Evernote is one of the best productivity tools on the web. They bill themselves as the global platform for human memory. At least they limit themselves to humans. Whew.
In short, Evernote is a simple and elegant solution for capturing all the elements of data you encounter and need to store for potential future recall. Physicians are inundated with information more than any other professional and Evernote can help.
So, you are wondering exactly what you can do with this tool? Here is a short list:
- Capture notes – written and voice
- Organize your photos
- Clip information from web sites
- Organize your PDFs and Microsoft Word files
- Store receipts
That’s just a sample list based on the primary ways in which I use the product. It gets better…while you can sort of do all those with your file folders on your computer, Evernote stores things so they are available from any browser and virtually any device you might use (except a crappy old flip phone if that’s still in your repertoire). Further, the way in which the tool helps collect and organize your objects is far more elegant than the built in file/folder structure on computers…oh, and there is powerful search using tags and even recognition of words from handwritten materials.
Previously I wrote about my LiveScribe Echo pen….Evernote is the perfect compliment. It’s the chocolate to Livescribe’s peanut butter. LiveScribe files sync straight up to my Evernote account and make sure the results and not the tools or process remain the focus.

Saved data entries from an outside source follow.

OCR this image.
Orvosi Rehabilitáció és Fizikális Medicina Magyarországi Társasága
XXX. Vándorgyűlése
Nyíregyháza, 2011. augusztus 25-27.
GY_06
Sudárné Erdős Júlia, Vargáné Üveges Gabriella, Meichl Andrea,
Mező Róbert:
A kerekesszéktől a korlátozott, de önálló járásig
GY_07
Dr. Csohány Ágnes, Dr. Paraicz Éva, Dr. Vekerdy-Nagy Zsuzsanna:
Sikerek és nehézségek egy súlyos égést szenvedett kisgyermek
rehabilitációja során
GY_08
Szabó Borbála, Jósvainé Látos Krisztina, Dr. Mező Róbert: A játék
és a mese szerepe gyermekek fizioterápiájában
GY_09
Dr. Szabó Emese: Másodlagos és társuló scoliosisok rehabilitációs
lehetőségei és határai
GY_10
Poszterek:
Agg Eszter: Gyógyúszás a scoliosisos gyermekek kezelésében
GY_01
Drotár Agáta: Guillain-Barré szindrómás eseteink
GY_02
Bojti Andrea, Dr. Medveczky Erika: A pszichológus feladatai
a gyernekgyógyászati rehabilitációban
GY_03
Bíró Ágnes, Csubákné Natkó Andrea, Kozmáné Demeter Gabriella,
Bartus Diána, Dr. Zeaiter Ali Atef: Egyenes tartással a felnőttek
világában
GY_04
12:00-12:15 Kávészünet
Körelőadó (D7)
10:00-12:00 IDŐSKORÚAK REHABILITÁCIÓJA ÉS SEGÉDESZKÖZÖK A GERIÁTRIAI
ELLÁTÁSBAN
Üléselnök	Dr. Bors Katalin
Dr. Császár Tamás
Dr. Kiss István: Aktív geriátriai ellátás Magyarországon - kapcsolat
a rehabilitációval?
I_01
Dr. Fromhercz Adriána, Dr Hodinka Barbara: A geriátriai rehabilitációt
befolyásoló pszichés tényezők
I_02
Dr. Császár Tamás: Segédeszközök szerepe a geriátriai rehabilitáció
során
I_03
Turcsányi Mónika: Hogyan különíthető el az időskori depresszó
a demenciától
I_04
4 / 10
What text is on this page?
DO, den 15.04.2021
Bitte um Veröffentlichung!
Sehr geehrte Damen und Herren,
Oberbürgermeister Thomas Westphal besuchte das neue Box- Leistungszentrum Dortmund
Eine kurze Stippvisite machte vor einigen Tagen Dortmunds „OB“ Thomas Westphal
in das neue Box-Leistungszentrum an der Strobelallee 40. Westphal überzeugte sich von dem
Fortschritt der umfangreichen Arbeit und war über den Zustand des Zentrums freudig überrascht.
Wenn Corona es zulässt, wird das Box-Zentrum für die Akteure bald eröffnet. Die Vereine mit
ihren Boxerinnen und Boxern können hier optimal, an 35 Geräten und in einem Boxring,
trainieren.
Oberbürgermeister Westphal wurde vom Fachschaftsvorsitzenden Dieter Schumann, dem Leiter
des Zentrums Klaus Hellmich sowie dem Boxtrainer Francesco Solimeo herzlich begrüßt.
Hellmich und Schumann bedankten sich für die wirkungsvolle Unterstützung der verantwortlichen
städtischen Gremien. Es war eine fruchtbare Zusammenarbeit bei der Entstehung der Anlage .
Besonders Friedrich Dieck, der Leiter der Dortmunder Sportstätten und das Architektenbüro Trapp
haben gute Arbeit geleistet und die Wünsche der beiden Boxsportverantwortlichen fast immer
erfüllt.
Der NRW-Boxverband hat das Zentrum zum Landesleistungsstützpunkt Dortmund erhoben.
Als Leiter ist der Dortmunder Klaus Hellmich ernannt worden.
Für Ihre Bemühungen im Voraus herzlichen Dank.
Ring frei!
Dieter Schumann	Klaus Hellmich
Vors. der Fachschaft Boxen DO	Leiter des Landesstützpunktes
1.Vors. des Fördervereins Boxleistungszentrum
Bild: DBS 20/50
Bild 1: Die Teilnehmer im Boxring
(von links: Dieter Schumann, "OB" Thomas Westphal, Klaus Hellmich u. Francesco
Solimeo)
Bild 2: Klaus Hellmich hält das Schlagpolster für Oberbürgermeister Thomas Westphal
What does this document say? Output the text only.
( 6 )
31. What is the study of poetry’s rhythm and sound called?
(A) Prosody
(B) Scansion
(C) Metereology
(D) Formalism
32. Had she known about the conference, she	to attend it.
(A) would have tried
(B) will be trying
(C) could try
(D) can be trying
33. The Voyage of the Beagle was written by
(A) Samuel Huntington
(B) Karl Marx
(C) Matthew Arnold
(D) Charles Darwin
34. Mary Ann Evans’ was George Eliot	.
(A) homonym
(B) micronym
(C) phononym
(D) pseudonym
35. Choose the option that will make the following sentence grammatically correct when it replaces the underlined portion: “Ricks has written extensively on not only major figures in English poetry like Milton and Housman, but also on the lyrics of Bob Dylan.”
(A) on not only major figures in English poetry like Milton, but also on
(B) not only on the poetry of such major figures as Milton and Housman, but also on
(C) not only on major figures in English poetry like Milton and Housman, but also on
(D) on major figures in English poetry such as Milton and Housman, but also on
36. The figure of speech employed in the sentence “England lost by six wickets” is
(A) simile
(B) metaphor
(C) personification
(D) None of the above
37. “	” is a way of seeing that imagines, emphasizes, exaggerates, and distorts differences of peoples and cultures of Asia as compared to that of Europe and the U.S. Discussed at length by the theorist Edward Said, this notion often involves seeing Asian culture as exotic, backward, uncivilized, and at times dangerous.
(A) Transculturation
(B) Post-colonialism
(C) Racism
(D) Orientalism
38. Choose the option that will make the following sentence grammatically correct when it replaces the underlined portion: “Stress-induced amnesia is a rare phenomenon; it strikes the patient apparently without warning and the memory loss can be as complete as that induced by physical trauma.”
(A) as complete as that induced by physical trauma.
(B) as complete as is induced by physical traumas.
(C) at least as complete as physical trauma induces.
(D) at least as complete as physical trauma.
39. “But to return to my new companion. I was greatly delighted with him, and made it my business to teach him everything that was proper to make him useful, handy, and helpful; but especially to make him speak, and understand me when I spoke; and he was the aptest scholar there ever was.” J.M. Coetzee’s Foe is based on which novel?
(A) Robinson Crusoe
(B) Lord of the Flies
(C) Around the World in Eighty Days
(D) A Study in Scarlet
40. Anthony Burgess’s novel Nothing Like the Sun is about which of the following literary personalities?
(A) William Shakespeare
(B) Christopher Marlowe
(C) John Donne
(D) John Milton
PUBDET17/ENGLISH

Last, I want to address the difference between Evernote and virtual hard drives like Amazon’s CloudDrive, Box.net or DropBox. Both categories of services specialize in keeping a given set of data in sync across multiple machines…they are virtual hard drives. If you were inclined, and your time is not worth much, you could make Evernote into a kind of a Dropbox or Dropbox into a kind of an Evernote. However, the differences are what make each designed for a specific job and I’m an advocate of using the right tool for the job versus spending your time monkeying around.
Dropbox’s focus is files. It’s also great for file sharing using the public directory. (It allows large file sharing – over 50mb – Evernote does not). Evernote focuses primarily in textual and image content. Evernote allows more versatile and customizable organization in the forms of notebooks and tags (instead of just nested directories). To summarize, I use DropBox to store my bulk files and I use Evernote to store materials I need to search, recall or use on a periodic basis. Those are just a few of the differences. The reality is these tools can be used differently depending on your needs, work habits.
I suggest you create an Evernote account and commit to using it for a few weeks. See if you have any desire to go back to file/folder structures on your computer after that.